Lobinger: Das würde ich auch sagen. Ich halte das Argument der Unverhältnismäßigkeit auch für hoch problematisch. Denn: Jeder Streik hat so genannte externe Kosten - das ist das Wesen eines Streiks. Er soll ja gerade Schäden anrichten, das ist das Druckmittel der Arbeitnehmer. Aber das Gericht argumentiert hier ja gerade nicht mit den Schäden, die dem Unternehmen entstehen, sondern mit den Schäden für die Volkswirtschaft. Und das ist in der Tat problematisch. Denn, wenn man der Ansicht ist, dass es sich bei der Bahn um ein für die Volkswirtschaft so hoch bedeutsames Unternehmen handelt, dann wird man sich überlegen müssen, ob man sich in dem Fall privatwirtschaftliche Zustände, zu denen ein Streik nun mal gehört, leisten kann. Und dann muss man auch überlegen, ob die Privatisierung der Bahn richtig war. In dieser Entscheidung steckt, wenn auch sicherlich unbewusst, ein Kern Privatisierungskritik.
Thomas Lobinger ist Professor für Bürgerliches Recht, Arbeits- und Handelsrecht. Seit 2003 lehrt er an der Juristischen Fakultät der Ruprecht-Karls-Universität in Heidelberg.
tagesschau.de: Die GDL hat schon angekündigt, das Urteil anfechten zu wollen. Wie beurteilen Sie die Chance, dass die Entscheidung des Arbeitgsgerichts Nürnberg kippt?
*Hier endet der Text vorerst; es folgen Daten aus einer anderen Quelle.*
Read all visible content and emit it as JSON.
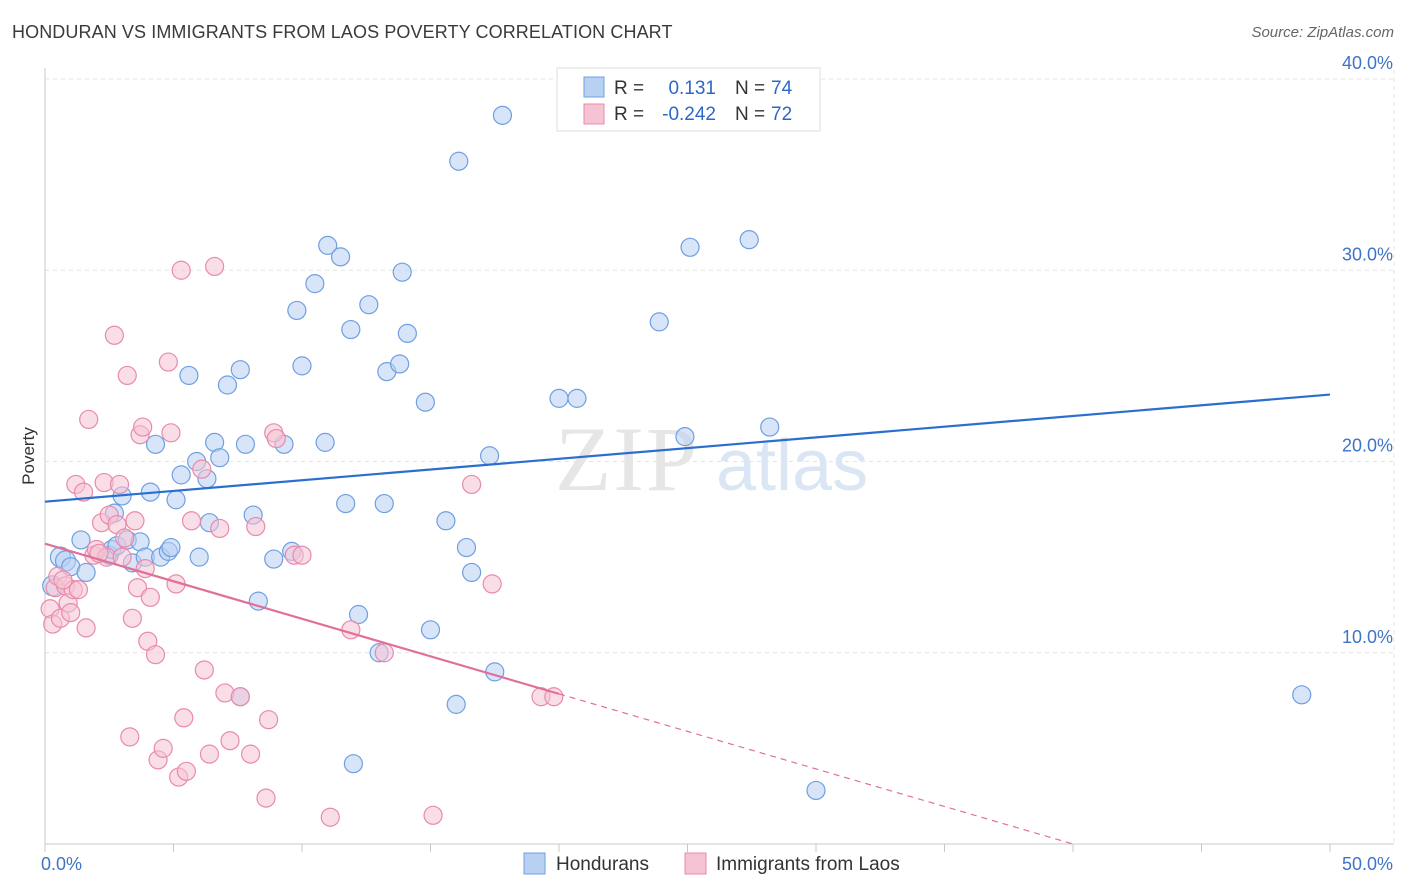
{
  "title": "HONDURAN VS IMMIGRANTS FROM LAOS POVERTY CORRELATION CHART",
  "source": "Source: ZipAtlas.com",
  "watermark": {
    "zip": "ZIP",
    "atlas": "atlas"
  },
  "chart_data": {
    "type": "scatter",
    "title": "HONDURAN VS IMMIGRANTS FROM LAOS POVERTY CORRELATION CHART",
    "xlabel": "",
    "ylabel": "Poverty",
    "xlim": [
      0,
      50
    ],
    "ylim": [
      0,
      40
    ],
    "x_tick_labels": [
      {
        "value": 0,
        "label": "0.0%"
      },
      {
        "value": 50,
        "label": "50.0%"
      }
    ],
    "y_tick_labels": [
      {
        "value": 10,
        "label": "10.0%"
      },
      {
        "value": 20,
        "label": "20.0%"
      },
      {
        "value": 30,
        "label": "30.0%"
      },
      {
        "value": 40,
        "label": "40.0%"
      }
    ],
    "grid": true,
    "legend_position": "top-center",
    "stats": [
      {
        "r_label": "R =",
        "r_value": "0.131",
        "n_label": "N =",
        "n_value": "74"
      },
      {
        "r_label": "R =",
        "r_value": "-0.242",
        "n_label": "N =",
        "n_value": "72"
      }
    ],
    "series": [
      {
        "name": "Hondurans",
        "color": "#6f9fe0",
        "fill": "#b8d0f2",
        "trend_color": "#2a6fd0",
        "trend": {
          "x0": 0,
          "y0": 17.9,
          "x1": 50,
          "y1": 23.5,
          "dashed_from": null
        },
        "points": [
          [
            0.3,
            13.5
          ],
          [
            0.6,
            15.0
          ],
          [
            0.8,
            14.8
          ],
          [
            1.0,
            14.5
          ],
          [
            1.4,
            15.9
          ],
          [
            1.6,
            14.2
          ],
          [
            2.5,
            15.1
          ],
          [
            2.6,
            15.4
          ],
          [
            2.7,
            17.3
          ],
          [
            2.8,
            15.6
          ],
          [
            3.0,
            18.2
          ],
          [
            3.2,
            15.9
          ],
          [
            3.4,
            14.7
          ],
          [
            3.7,
            15.8
          ],
          [
            3.9,
            15.0
          ],
          [
            4.1,
            18.4
          ],
          [
            4.3,
            20.9
          ],
          [
            4.5,
            15.0
          ],
          [
            4.8,
            15.3
          ],
          [
            4.9,
            15.5
          ],
          [
            5.1,
            18.0
          ],
          [
            5.3,
            19.3
          ],
          [
            5.6,
            24.5
          ],
          [
            5.9,
            20.0
          ],
          [
            6.0,
            15.0
          ],
          [
            6.3,
            19.1
          ],
          [
            6.4,
            16.8
          ],
          [
            6.6,
            21.0
          ],
          [
            6.8,
            20.2
          ],
          [
            7.1,
            24.0
          ],
          [
            7.6,
            24.8
          ],
          [
            7.8,
            20.9
          ],
          [
            8.1,
            17.2
          ],
          [
            8.3,
            12.7
          ],
          [
            8.9,
            14.9
          ],
          [
            9.3,
            20.9
          ],
          [
            9.6,
            15.3
          ],
          [
            9.8,
            27.9
          ],
          [
            10.0,
            25.0
          ],
          [
            10.5,
            29.3
          ],
          [
            10.9,
            21.0
          ],
          [
            11.0,
            31.3
          ],
          [
            11.5,
            30.7
          ],
          [
            11.7,
            17.8
          ],
          [
            11.9,
            26.9
          ],
          [
            12.2,
            12.0
          ],
          [
            12.6,
            28.2
          ],
          [
            13.0,
            10.0
          ],
          [
            13.2,
            17.8
          ],
          [
            13.3,
            24.7
          ],
          [
            13.8,
            25.1
          ],
          [
            13.9,
            29.9
          ],
          [
            14.1,
            26.7
          ],
          [
            14.8,
            23.1
          ],
          [
            15.0,
            11.2
          ],
          [
            15.6,
            16.9
          ],
          [
            16.0,
            7.3
          ],
          [
            16.1,
            35.7
          ],
          [
            16.4,
            15.5
          ],
          [
            16.6,
            14.2
          ],
          [
            17.3,
            20.3
          ],
          [
            17.5,
            9.0
          ],
          [
            17.8,
            38.1
          ],
          [
            20.0,
            23.3
          ],
          [
            20.7,
            23.3
          ],
          [
            23.9,
            27.3
          ],
          [
            24.9,
            21.3
          ],
          [
            25.1,
            31.2
          ],
          [
            27.4,
            31.6
          ],
          [
            28.2,
            21.8
          ],
          [
            7.6,
            7.7
          ],
          [
            12.0,
            4.2
          ],
          [
            30.0,
            2.8
          ],
          [
            48.9,
            7.8
          ]
        ]
      },
      {
        "name": "Immigrants from Laos",
        "color": "#e98aab",
        "fill": "#f6c3d4",
        "trend_color": "#e0709a",
        "trend": {
          "x0": 0,
          "y0": 15.7,
          "x1": 40,
          "y1": 0,
          "dashed_from": 20
        },
        "points": [
          [
            0.2,
            12.3
          ],
          [
            0.3,
            11.5
          ],
          [
            0.4,
            13.4
          ],
          [
            0.5,
            14.0
          ],
          [
            0.6,
            11.8
          ],
          [
            0.8,
            13.5
          ],
          [
            0.9,
            12.6
          ],
          [
            1.0,
            12.1
          ],
          [
            1.1,
            13.3
          ],
          [
            1.2,
            18.8
          ],
          [
            1.3,
            13.3
          ],
          [
            1.5,
            18.4
          ],
          [
            1.6,
            11.3
          ],
          [
            1.7,
            22.2
          ],
          [
            1.9,
            15.1
          ],
          [
            2.0,
            15.4
          ],
          [
            2.2,
            16.8
          ],
          [
            2.3,
            18.9
          ],
          [
            2.4,
            15.0
          ],
          [
            2.5,
            17.2
          ],
          [
            2.7,
            26.6
          ],
          [
            2.8,
            16.7
          ],
          [
            2.9,
            18.8
          ],
          [
            3.0,
            15.0
          ],
          [
            3.1,
            16.0
          ],
          [
            3.2,
            24.5
          ],
          [
            3.3,
            5.6
          ],
          [
            3.4,
            11.8
          ],
          [
            3.5,
            16.9
          ],
          [
            3.6,
            13.4
          ],
          [
            3.7,
            21.4
          ],
          [
            3.8,
            21.8
          ],
          [
            3.9,
            14.4
          ],
          [
            4.0,
            10.6
          ],
          [
            4.1,
            12.9
          ],
          [
            4.3,
            9.9
          ],
          [
            4.4,
            4.4
          ],
          [
            4.6,
            5.0
          ],
          [
            4.8,
            25.2
          ],
          [
            4.9,
            21.5
          ],
          [
            5.1,
            13.6
          ],
          [
            5.2,
            3.5
          ],
          [
            5.3,
            30.0
          ],
          [
            5.4,
            6.6
          ],
          [
            5.5,
            3.8
          ],
          [
            5.7,
            16.9
          ],
          [
            6.1,
            19.6
          ],
          [
            6.2,
            9.1
          ],
          [
            6.4,
            4.7
          ],
          [
            6.6,
            30.2
          ],
          [
            6.8,
            16.5
          ],
          [
            7.0,
            7.9
          ],
          [
            7.2,
            5.4
          ],
          [
            7.6,
            7.7
          ],
          [
            8.0,
            4.7
          ],
          [
            8.2,
            16.6
          ],
          [
            8.6,
            2.4
          ],
          [
            8.7,
            6.5
          ],
          [
            8.9,
            21.5
          ],
          [
            9.0,
            21.2
          ],
          [
            9.7,
            15.1
          ],
          [
            10.0,
            15.1
          ],
          [
            11.1,
            1.4
          ],
          [
            11.9,
            11.2
          ],
          [
            13.2,
            10.0
          ],
          [
            15.1,
            1.5
          ],
          [
            16.6,
            18.8
          ],
          [
            17.4,
            13.6
          ],
          [
            19.3,
            7.7
          ],
          [
            19.8,
            7.7
          ],
          [
            2.1,
            15.2
          ],
          [
            0.7,
            13.8
          ]
        ]
      }
    ]
  },
  "legend": {
    "items": [
      {
        "label": "Hondurans"
      },
      {
        "label": "Immigrants from Laos"
      }
    ]
  }
}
Lobinger: Ich bin sicher, dass die Begründung vor der nächsthöheren Instanz, das wäre in diesem Fall das Landesarbeitsgericht Nürnberg, nicht halten wird. Sollte diese Entscheidung dann wieder angefochten werden, würde die Sache wohl vor dem Bundesverfassungsgericht landen. Bei einem Verfahren wie diesem, in dem es um eine einstweilige Verfügung geht, also um ein schnelles Verfahren, gibt es kein Rechtsmittel zum Bundesarbeitsgericht.